Reference documents:
1.C.Zhang,H.Li,X.Wang,and X.Yang,Cross-Scene Crowd Counting via DeepConvolutional Neural Networks[C].Proceedings of the IEEE Conference onComputer Vision and Pattern Recognition,2015,833-841.
2.Y.Zhang,D.Zhou,S.Chen,et al.Single-image crowd counting via multi-column convolutional neural network[C].Proceedings of the IEEE Conference onComputer Vision and Pattern Recognition,2016,589-597.
3.X.Cao,Z.Wang,Y.Zhao,and F.Su,Scale aggregation network for accurateand efficient crowd counting[C].European Conference on Computer Vision,2018,734-750.
disclosure of Invention
The invention provides a crowd counting method based on multi-level feature fusion, which aims to solve the problem of crowd scale difference in different scenes in the prior art. The method mainly comprises the following steps:
step S1: preprocessing the acquired crowd image, and generating a corresponding crowd density map by using the labeling information;
step S2: constructing a multi-level feature fused crowd counting network;
step S3: initializing a network weight parameter;
step S4: inputting the preprocessed crowd image and the crowd density map of the S1 into a network to finish forward propagation;
step S5: calculating loss by using the result of forward propagation of S4 and a real density map, and updating model parameters;
step S6: iterating steps S4, S5 a specified number of times;
step S7: and acquiring a crowd density map to obtain the estimated number of people.
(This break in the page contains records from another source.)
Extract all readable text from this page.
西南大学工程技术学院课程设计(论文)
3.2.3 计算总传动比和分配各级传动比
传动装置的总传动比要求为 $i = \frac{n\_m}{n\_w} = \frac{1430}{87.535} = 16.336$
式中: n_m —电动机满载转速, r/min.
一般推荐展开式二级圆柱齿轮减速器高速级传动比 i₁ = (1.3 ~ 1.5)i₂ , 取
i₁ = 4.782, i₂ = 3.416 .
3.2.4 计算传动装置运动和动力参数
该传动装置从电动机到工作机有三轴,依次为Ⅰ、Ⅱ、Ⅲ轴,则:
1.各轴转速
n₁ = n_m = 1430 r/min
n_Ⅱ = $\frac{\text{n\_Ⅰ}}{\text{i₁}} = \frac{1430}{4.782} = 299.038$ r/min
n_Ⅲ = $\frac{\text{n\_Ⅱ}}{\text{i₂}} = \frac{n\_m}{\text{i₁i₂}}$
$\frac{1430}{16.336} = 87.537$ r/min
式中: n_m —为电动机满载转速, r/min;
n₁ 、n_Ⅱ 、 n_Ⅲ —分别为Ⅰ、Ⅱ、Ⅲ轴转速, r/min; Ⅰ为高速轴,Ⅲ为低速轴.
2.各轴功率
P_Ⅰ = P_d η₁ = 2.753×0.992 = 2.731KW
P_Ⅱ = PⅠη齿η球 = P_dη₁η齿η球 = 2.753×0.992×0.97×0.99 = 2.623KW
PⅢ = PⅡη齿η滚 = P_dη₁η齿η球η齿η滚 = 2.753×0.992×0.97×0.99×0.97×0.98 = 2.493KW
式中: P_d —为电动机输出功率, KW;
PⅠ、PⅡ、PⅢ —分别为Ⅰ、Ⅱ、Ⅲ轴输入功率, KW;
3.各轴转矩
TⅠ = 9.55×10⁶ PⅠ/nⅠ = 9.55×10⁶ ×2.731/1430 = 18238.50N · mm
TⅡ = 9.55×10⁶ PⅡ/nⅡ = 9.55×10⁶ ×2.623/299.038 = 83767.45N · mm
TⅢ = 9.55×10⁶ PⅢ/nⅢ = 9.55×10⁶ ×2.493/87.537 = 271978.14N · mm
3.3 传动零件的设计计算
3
Compared with the current method for solving the crowd scale change by adopting multi-branch and multi-size convolution kernels, the invention provides a method based on multi-level feature fusion, wherein the shallow output features of the VGG16 feature extractor contained in the network comprise the spatial information and the texture information of the crowd, and the high-level output features comprise the semantic information of the crowd. The shallow features describe the spatial position of the crowd, and the high-level features provide specific details of the crowd features. The method combines the low-level features and the high-level features, can effectively solve the problem of crowd scale change, and overcomes the defect that the method adopting multi-branch and multi-size convolution kernels can only extract the crowd features with discrete scales. Compared with the existing method, the method provided by the invention is more accurate.
Drawings
Fig. 1 is a flowchart of a crowd counting method based on multi-level feature fusion according to the present invention.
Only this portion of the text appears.